In Charlotte Brontë's Jane Eyre, Thornfield Hall is home to the novel's Byronic hero, Mr Rochester. It's here that Jane comes to work as a governess to his young ward, Adèle. The house represents a 'field of thorns' that our heroine must traverse, but it's also her first true home and one of the most important settings in the novel. And although Thornfield Hall was a fictitious creation, there's evidence to suggest it was based it on a real place, if not several different places.
I recently had the opportunity to visit North Lees Hall and Norton Conyers, two houses claiming to be the original Thornfield. Both houses boast a connection to the author: Charlotte visited North Lees while staying with her school friend Ellen Nussey in Hathersage and she came to tour Norton Conyers when she was working as a governess in nearby Skipton. And at first glance, both houses match the description in the novel: "It was three stories high, of proportions not vast, though considerable: a gentleman's manor-house, not a nobleman's seat: battlements round the top gave it a picturesque look."
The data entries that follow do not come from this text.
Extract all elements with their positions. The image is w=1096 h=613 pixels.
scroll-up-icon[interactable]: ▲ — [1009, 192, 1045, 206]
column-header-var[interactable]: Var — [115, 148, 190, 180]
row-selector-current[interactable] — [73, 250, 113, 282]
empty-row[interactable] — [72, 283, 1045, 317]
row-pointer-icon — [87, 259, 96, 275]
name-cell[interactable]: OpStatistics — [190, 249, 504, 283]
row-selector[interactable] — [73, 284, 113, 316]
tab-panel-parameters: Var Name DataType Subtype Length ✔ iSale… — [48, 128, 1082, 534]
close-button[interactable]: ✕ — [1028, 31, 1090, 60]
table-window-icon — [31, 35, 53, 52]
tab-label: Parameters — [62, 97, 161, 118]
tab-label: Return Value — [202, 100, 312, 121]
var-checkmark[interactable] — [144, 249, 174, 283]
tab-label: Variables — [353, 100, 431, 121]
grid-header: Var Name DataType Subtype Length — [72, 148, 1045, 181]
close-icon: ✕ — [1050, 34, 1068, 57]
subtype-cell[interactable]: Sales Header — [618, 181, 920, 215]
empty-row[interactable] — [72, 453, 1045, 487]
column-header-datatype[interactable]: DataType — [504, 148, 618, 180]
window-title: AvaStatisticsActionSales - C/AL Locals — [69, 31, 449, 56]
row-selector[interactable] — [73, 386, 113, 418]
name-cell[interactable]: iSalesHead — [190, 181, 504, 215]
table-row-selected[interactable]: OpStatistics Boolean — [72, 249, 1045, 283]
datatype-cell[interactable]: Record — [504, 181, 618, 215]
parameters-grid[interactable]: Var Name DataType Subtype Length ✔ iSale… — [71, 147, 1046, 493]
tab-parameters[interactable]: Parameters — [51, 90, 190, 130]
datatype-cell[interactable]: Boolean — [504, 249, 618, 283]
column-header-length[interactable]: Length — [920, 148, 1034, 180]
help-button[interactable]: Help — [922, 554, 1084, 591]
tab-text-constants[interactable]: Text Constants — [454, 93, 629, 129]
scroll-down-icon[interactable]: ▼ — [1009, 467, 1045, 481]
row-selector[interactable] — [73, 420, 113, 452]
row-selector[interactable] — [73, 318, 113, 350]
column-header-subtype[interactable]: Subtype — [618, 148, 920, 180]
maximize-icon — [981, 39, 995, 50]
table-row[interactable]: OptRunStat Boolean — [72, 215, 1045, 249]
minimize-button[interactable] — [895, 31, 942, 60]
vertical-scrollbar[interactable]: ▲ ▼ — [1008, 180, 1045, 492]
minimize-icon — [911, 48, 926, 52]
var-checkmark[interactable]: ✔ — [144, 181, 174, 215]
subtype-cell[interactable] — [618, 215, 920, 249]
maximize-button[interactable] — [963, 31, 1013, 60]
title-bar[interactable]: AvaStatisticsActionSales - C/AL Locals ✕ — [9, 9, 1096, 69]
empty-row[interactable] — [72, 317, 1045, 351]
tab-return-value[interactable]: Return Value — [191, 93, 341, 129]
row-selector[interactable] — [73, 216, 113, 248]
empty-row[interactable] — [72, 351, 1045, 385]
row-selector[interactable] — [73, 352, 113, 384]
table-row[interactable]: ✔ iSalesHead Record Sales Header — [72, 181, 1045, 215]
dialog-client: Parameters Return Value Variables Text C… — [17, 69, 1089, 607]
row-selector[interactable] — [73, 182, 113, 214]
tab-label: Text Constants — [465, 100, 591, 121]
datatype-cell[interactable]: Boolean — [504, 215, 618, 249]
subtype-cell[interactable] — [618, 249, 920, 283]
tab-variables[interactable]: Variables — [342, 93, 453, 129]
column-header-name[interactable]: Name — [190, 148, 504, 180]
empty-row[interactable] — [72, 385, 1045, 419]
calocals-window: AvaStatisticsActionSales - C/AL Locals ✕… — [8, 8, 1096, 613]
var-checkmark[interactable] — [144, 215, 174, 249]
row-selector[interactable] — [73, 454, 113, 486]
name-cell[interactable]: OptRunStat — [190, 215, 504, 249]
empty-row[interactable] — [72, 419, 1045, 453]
But on further inspection, Norton Conyers seems to match more of the features mentioned in the text: a sunken fence, an area once used as a rookery and most notably, an attic room, where a 'madwoman' was kept in the 18th Century. Just over the battlements on the north side of the house, there's a small, round window belonging to the attic room.
Home to Sir James and Lady Graham, this late medieval manor house has belonged to the noble Graham family since 1624. Not open to the public, the property is currently undergoing major restorations in preparation for a 2013 opening. And it was during some of these recent renovations that workers uncovered a hidden staircase leading to the attic.
The steps lead to the third floor, through a maze of empty attic rooms and to a small room at the back of the house. It's here that a mentally ill woman was kept away from public view. It's not known whether the woman was member of the family or a servant, but the room tells the tragic story of her life.
In the novel, Charlotte Brontë describes Mrs Rochester living in a window-less room, so the Norton Conyers room isn't a perfect match. While visiting the house, Charlotte probably wouldn't have seen the attic, but she would have heard stories of the house's 'madwoman'.